Milhões de usuários do YouTube se emocionaram com o falso vídeo do "menino heroi sírio", que consegue resgatar uma pequena menina encurralada por um atirador. Mas um grupo de cineastas noruegueses admitiu ter sido responsável pela produção do vídeo.
Eles disseram ao BBC Trending, a seção da BBC que monitora as mídias sociais, que as cenas foram filmadas na ilha de Malta com a intenção de serem apresentadas como se fossem reais.
No vídeo, divulgado na internet, um menino corre em meio a tiros e cai. Segundos depois, se levanta e ajuda uma menina menor a escapar dos projéteis disparados por supostos atiradores.
Veículos de imprensa e internauras acreditaram que o garoto se fingia de morto para realizar o resgate – embora não fique claro se ele chega a ser atingido ou não.
Cineastas lançam filme curto sobre a Síria na internet e não deixam claro que é ficção (Foto: Lars Klevberg)
O diretor Lars Klevberg, 34, que mora em Oslo, escreveu o roteiro depois de assistir à cobertura jornalística do conflito na Síria. Ele disse que a intenção da brincadeira deliberada é gerar uma discussão sobre o tema das crianças nas zonas de conflito.
"Se eu conseguisse fazer um filme e o apresentar como se fosse real, as pessoas poderiam compartilhá-lo e reagir com esperança", afirmou.
"Nós filmamos em Malta em maio deste ano, em uma locação que foi usada em filmes famosos, como Tróia e Gladiador", afirmou Klevberg.
"O menino e a menina são atores profissionais de Malta. As vozes ao fundo são de refugiados sírios que vivem em Malta."
Ativistas e jornalistas chegaram a divulgar uma carta aberta condenando a peça. Eles afirmam, em linhas gerais, que o filme de Klevberg faz com que as imagens reais que denunciam abusos percam credibilidade.

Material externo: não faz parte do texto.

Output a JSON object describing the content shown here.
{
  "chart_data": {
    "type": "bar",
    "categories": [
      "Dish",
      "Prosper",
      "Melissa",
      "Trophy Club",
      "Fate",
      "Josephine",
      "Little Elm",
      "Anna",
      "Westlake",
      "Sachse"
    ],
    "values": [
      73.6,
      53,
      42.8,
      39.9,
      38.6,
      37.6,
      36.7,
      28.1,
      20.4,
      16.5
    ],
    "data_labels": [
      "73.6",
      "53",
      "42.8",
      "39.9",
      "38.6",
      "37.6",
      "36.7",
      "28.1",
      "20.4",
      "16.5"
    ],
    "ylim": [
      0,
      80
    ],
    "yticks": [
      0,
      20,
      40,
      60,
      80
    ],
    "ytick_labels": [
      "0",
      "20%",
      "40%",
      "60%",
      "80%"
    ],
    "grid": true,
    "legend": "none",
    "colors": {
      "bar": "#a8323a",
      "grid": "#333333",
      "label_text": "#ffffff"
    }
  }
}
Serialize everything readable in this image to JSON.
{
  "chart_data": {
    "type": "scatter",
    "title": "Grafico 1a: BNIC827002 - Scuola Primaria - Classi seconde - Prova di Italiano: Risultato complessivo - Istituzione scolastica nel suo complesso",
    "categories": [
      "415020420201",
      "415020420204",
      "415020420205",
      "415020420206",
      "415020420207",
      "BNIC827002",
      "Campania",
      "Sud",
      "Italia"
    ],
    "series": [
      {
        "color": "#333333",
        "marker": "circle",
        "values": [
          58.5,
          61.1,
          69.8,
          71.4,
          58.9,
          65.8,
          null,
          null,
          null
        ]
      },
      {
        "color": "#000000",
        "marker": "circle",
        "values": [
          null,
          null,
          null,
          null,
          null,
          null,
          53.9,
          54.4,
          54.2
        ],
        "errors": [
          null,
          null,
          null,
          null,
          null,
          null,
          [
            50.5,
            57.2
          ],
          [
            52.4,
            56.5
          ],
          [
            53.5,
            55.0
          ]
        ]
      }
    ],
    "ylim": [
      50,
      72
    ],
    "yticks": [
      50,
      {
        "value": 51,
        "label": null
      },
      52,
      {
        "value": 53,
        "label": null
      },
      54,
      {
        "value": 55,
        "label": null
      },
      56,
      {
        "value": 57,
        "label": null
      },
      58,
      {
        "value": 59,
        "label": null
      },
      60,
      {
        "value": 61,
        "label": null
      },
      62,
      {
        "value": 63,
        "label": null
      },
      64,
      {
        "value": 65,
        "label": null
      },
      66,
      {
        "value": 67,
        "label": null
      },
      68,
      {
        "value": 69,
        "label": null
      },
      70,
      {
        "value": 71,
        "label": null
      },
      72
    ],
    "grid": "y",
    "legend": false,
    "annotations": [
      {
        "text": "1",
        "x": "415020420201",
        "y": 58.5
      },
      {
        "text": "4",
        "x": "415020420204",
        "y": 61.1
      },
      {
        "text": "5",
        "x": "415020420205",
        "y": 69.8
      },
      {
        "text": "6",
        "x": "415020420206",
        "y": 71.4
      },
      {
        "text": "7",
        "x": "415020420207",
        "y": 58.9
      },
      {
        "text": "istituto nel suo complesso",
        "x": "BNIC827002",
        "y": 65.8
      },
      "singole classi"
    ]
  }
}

O filme teve quase 8 milhões de acessos, mas na manhã desta terça-feira havia sido retirado do YouTube.
O grupo se orgulha de fazer um filme que potencialmente enganou milhões de pessoas?
"Eu não me senti desconfortável. Publicando um vídeo que poderia parecer autêntico pretendíamos tirar vantagem de uma ferramenta frequentemente usada na guerra: fazer uma filmagem que parece ser real. Queríamos ver se o filme chamaria atenção e causaria debate, principalmente sobre as crianças na guerra."
"Também queríamos ver como a mídia responderia a esse tipo de vídeo."
'Motivações honestas'
A produção recebeu verbas do Instituto de Filmes Norueguês e do Fundo Audiovisual do Conselho de Artes da Noruega.
O instituto forneceu em outubro de 2013 o equivalente a cerca de R$ 107 mil para a produção - um orçamento considerado 'baixo' pela instituição.
Os cineastas disseram que, ao pedir a ajuda, já haviam deixado claro que pretendiam publicar o vídeo na internet sem esclarecer que se tratasse de uma obra de ficção. Eles também disseram que os financiadores do projeto conheciam e apoiaram suas intenções.
"O fato de crianças sobreviverem aos tiros deveria dar pequenas pistas de que aquilo não era real", disse o produtor, John Einar Hagen.
"Tivemos longas discussões com os financiadores sobre a ética envolvida em fazer um filme como esse."
Para a encarregada de curta-metragens do instituto norueguês de filmes, Ase Meyer, "o filme não foi uma forma cínica de atrair atenção".
"Eles tinham motivações honestas", afirmou.
Meyer disse que ficou "surpresa" por tanta gente acreditar na veracidade da filmagem.
"Quando vejo o filme percebo que o menino é atingido, mas continua correndo. Não há sangue na criança", disse.